Слезы все-таки потекли из ее глаз крупными, обжигающими кожу каплями. Вокруг царила темнота, было прохладно и ощущался густой аромат сожженных благовоний, перебивавший затхлый запах сырости, плесени и чего-то еще – Юи не могла сказать точно, что именно это был за запах, но он вызывал у нее подкатывавшую к горлу тошноту. Она смутно догадывалась, что это могло быть, но не допускала, чтобы эта мысль оформилась в голове, чтобы не потерять сознание, и благодарила судьбу за то, что из-за отсутствия яркого света очертания окружающих предметов были не слишком определенными, так что можно было твердить про себя, что в нескольких метрах от нее лежат просто мешки с мусором. Она сидела на полу, привязанная к четырехгранной деревянной опоре, угол которой врезáлся ей в спину. Ноги у нее тоже были связаны и согнуты в коленях, как если бы она сидела в позе сэйдза[48], но она их почти не чувствовала, – видимо, затекли и онемели от холода.
Он запер ее в той пристройке, которую она приняла за домашнее святилище. Она еще удивилась, впервые увидев ее: нечасто встретишь настоящее святилище во дворе частного дома – пусть даже такого старого на вид и построенного в традиционном японском стиле, с черепичной крышей, местами поросшей мхом. К тому же такое большое – настоящий синтоистский храм. В ответ он рассмеялся и сказал, что, когда родители умерли, он решил переделать хозяйственную пристройку, превратив ее в домашнее святилище. «Необычно, ведь правда? Хочешь посмотреть?» Он сказал это так беззаботно – но Юи отчего-то стало страшно, и она отказалась. Может быть, она почувствовала слабый, удушающий запах, исходивший от строения? Или виной всему была большая криптомерия, росшая прямо перед ним и даже в светлое время дня отбрасывавшая на него густую тень?..

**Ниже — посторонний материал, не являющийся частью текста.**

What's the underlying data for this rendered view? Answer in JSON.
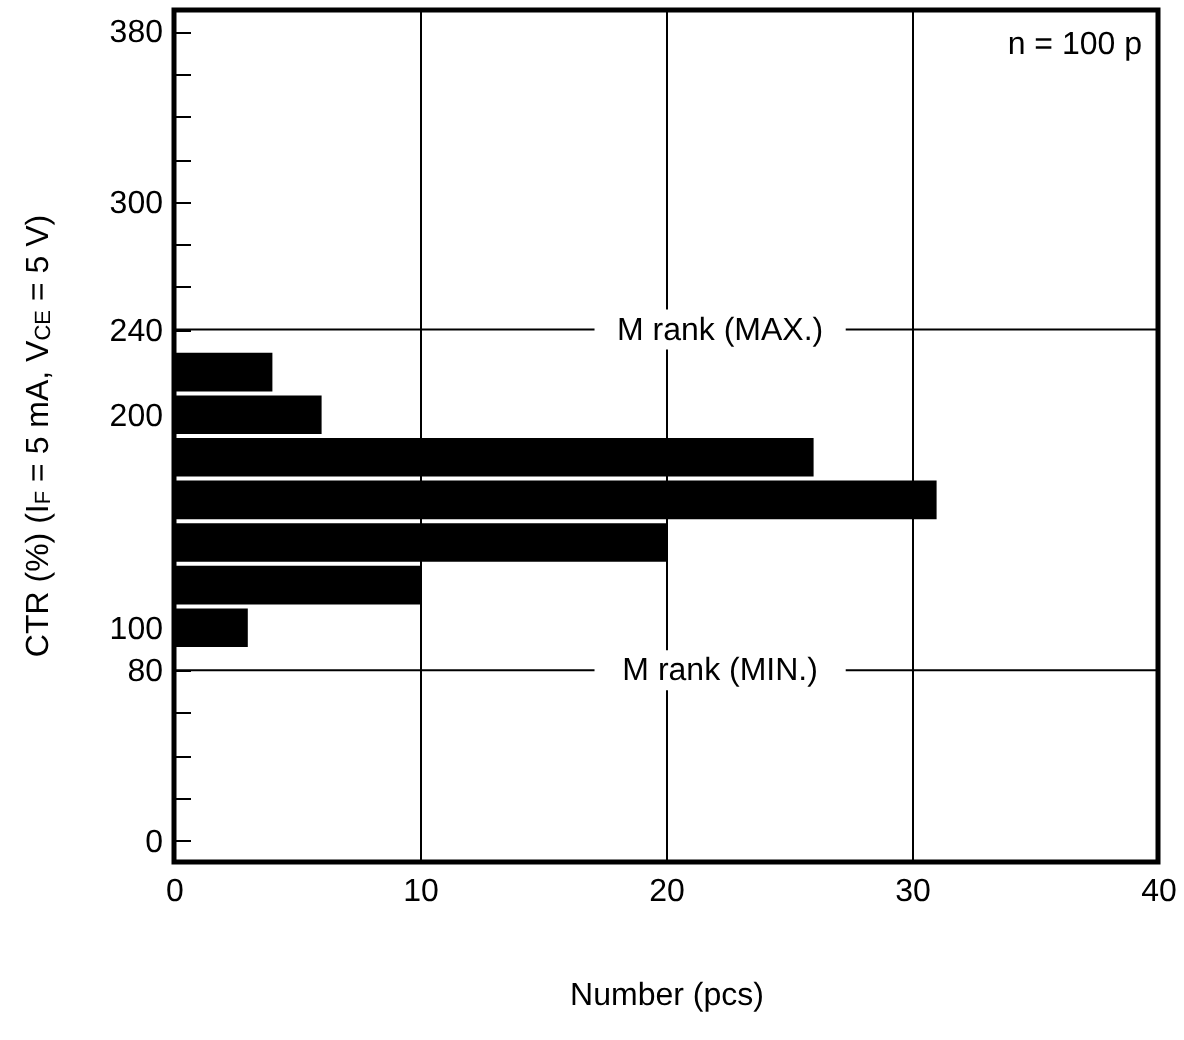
{
  "chart_data": {
    "type": "histogram",
    "orientation": "horizontal",
    "xlabel": "Number (pcs)",
    "ylabel": "CTR (%) (I$_{F}$ = 5 mA, V$_{CE}$ = 5 V)",
    "bins": [
      90,
      110,
      130,
      150,
      170,
      190,
      210,
      230
    ],
    "values": [
      3,
      10,
      20,
      31,
      26,
      6,
      4
    ],
    "color": "#000000",
    "xlim": [
      0,
      40
    ],
    "xticks": [
      0,
      10,
      20,
      30,
      40
    ],
    "ylim": [
      -10,
      390
    ],
    "yticks": [
      0,
      {
        "value": 20,
        "label": null
      },
      {
        "value": 40,
        "label": null
      },
      {
        "value": 60,
        "label": null
      },
      80,
      100,
      {
        "value": 120,
        "label": null
      },
      {
        "value": 140,
        "label": null
      },
      {
        "value": 160,
        "label": null
      },
      {
        "value": 180,
        "label": null
      },
      200,
      {
        "value": 220,
        "label": null
      },
      240,
      {
        "value": 260,
        "label": null
      },
      {
        "value": 280,
        "label": null
      },
      300,
      {
        "value": 320,
        "label": null
      },
      {
        "value": 340,
        "label": null
      },
      {
        "value": 360,
        "label": null
      },
      380
    ],
    "grid": "x",
    "ref_lines": [
      {
        "axis": "y",
        "value": 240,
        "label": "M rank (MAX.)"
      },
      {
        "axis": "y",
        "value": 80,
        "label": "M rank (MIN.)"
      }
    ],
    "annotations": [
      "n = 100 p"
    ]
  }
}
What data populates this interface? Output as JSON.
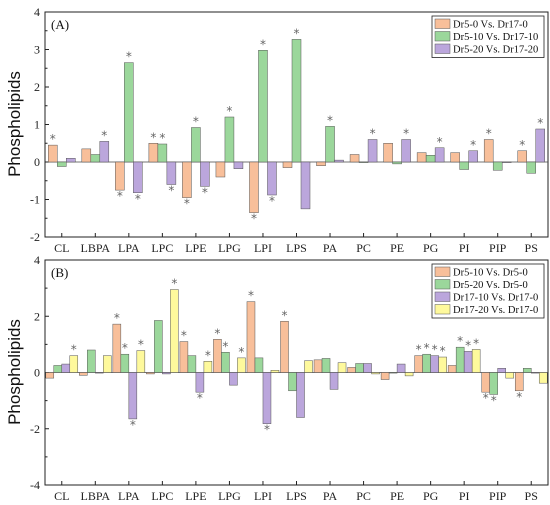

Дом окружал когда-то прекрасный, теперь же запущенный сад с сильно разросшимися деревьями и извилистыми дорожками из плоских камней тоби-иси[49], между которыми пробивалась первая весенняя трава, которую никто не подстригал. У самого входа стоял большой, покрытый пятнами лишайника каменный цукубаи[50] с мерно постукивавшей бамбуковой трубкой и четырьмя иероглифами「吾唯足知」, представляющими собой сокращенную запись выражения «варэ тада тару кото о сиру» – «я довольствуюсь тем, что имею»[51], возле которого рос клен момидзи и виднелись среди травы цветущие нарциссы.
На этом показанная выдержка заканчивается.